Litigation Project Guidelines

NCLC sets an example for ethical, principled consumer law practices and encourages broader participation in such efforts by directly joining the litigation battle in partnership with new recruits as well as seasoned veterans. We offer are a unique set of resources that we believe can play a critical role in the delivery of legal services to low income and elderly consumers in select class actions and high-impact cases.

First, and foremost, the Center enjoys a reputation as the leading national expert on legal and policy issues concerning low-income consumers. For over thirty years, NCLC has earned respect for its dedicated, informed and well-researched consumer law advocacy on behalf of its constituents. The professional integrity of the organization, which NCLC has never compromised while it passionately pursues its goals, consistently has been recognized by the courts. NCLC will not become involved in a case unless the consumer issues presented are material, significant and meritorious. Therefore, NCLC's participation in a consumer case will impact upon the way the action is perceived by adversaries, the court and the public.

Second, NCLC's on-going review of consumer laws, policies and cases for its publications and treatises provides efficient access to some of the most valuable research available in the field. The most up to date consumer law developments are tracked and analyzed. Successful pleadings, motions, arguments and settlements in consumer cases from across the country are collected for easy reference and use. Some of the best legal experts in the practice, those that know the most recent trends and theories, already are on our staff. The savings in research time and effort are extremely valuable.

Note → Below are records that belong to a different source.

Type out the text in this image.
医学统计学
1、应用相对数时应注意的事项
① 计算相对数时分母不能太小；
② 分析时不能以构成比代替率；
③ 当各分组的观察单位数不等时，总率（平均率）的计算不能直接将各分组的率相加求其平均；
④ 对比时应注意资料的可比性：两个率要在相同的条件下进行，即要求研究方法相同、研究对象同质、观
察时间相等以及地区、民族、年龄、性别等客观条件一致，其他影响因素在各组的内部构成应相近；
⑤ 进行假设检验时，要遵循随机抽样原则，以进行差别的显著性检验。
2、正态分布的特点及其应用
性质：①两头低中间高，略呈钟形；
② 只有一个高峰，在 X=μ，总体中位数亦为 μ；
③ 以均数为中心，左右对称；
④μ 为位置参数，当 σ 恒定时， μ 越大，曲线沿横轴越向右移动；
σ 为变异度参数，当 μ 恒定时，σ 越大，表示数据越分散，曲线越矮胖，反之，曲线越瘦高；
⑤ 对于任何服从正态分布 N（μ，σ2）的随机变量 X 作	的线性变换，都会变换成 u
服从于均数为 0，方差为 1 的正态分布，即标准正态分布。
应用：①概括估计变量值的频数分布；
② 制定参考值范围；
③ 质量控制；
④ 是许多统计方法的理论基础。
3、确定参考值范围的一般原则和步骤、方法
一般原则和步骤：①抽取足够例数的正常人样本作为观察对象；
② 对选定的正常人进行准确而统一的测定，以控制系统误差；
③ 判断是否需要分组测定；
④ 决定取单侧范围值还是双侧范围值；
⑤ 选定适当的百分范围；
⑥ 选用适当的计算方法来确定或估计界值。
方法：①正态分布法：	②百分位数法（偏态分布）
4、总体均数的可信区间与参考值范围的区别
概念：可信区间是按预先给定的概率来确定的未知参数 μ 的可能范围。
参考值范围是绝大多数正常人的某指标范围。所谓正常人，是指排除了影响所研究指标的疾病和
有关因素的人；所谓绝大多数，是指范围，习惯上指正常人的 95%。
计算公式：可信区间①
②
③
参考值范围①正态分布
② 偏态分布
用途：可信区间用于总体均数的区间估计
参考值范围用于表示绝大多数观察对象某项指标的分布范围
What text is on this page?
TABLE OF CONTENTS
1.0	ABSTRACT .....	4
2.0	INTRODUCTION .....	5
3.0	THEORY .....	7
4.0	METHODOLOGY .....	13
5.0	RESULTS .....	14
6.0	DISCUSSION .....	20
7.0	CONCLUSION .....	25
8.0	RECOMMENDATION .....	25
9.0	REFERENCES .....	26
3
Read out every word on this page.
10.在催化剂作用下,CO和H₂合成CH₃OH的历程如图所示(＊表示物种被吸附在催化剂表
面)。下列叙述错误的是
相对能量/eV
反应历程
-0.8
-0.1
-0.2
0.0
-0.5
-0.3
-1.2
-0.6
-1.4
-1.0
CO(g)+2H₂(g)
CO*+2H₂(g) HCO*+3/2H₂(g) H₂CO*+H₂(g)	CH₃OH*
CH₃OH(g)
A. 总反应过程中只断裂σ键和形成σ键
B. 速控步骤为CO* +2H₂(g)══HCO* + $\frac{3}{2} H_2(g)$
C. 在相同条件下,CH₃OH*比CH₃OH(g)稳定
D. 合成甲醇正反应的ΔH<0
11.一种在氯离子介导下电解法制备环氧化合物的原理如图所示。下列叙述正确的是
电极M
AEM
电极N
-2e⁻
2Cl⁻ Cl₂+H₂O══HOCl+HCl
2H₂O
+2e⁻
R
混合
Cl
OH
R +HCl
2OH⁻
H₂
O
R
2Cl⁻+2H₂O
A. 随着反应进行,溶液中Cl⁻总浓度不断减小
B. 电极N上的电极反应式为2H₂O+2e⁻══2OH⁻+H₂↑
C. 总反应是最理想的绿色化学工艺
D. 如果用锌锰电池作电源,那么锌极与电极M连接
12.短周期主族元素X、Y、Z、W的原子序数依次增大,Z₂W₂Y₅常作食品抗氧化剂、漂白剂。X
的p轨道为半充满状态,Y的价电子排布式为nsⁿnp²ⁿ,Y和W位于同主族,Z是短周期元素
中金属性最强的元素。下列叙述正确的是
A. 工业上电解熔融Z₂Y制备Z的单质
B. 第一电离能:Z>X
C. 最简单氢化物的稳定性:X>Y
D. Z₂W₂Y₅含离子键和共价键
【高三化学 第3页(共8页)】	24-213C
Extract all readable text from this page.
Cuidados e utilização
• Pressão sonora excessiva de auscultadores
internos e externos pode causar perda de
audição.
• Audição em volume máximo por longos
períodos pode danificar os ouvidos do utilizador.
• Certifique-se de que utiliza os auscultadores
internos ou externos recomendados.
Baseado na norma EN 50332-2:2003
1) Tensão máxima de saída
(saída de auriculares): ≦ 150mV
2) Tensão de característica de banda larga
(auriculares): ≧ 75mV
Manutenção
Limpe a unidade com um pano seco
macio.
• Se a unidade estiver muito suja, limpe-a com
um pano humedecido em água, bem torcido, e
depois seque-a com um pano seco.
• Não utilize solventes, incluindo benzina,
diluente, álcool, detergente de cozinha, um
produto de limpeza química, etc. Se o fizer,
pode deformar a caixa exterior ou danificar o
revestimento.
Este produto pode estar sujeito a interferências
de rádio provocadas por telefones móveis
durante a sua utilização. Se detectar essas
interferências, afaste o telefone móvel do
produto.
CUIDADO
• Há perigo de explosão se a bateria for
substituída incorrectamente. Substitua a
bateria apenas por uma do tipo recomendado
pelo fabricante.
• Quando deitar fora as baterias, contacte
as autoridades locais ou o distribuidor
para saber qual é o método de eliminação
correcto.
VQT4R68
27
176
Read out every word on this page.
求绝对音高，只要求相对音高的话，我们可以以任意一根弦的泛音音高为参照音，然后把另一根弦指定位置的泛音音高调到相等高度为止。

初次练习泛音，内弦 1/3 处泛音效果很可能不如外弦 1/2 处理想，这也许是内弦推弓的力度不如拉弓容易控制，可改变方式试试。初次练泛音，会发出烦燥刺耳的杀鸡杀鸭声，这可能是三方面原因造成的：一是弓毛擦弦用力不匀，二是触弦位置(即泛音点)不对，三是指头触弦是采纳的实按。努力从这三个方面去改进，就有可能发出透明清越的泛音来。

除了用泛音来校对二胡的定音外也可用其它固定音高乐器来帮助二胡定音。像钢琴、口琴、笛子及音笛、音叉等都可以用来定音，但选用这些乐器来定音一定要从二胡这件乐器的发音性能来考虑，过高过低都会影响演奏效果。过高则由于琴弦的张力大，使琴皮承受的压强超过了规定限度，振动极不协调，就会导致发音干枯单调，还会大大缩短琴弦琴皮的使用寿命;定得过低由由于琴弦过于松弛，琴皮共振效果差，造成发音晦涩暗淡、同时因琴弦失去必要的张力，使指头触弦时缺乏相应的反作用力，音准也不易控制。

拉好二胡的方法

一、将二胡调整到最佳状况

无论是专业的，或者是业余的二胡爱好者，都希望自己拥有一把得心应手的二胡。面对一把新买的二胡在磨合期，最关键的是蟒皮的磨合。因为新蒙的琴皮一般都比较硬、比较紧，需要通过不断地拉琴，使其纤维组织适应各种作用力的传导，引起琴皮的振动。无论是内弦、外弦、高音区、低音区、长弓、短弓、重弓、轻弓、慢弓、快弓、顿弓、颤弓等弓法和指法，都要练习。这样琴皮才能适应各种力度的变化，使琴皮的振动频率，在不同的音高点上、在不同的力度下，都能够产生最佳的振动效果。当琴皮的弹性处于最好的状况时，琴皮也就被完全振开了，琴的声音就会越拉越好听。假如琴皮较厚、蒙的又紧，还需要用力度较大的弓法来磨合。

Third, NCLC's brings a national in perspective to the cases it works on, even those with a local focus. It is commonplace for Center staff to be engaged in projects with public agencies, community advocates, public interest organizations, private lawyers as well as legal services offices from across the country. Our broad consumer practice has afforded us a special cache between, and among, widely disparate groups that ordinarily would not be natural allies. Yet, NCLC has sufficient credibility and trust among all of these potential partners to be able to create coalitions that are stronger, and more effective, than any individual effort could be. Consumer law reform efforts usually result in vigorous, focused, well-financed industry deterrent responses. In order to meet this challenge, and to share the cutting edge risks and expenses that often must be undertaken to achieve true, meaningful systemic change on behalf of consumers, we must be able to work together.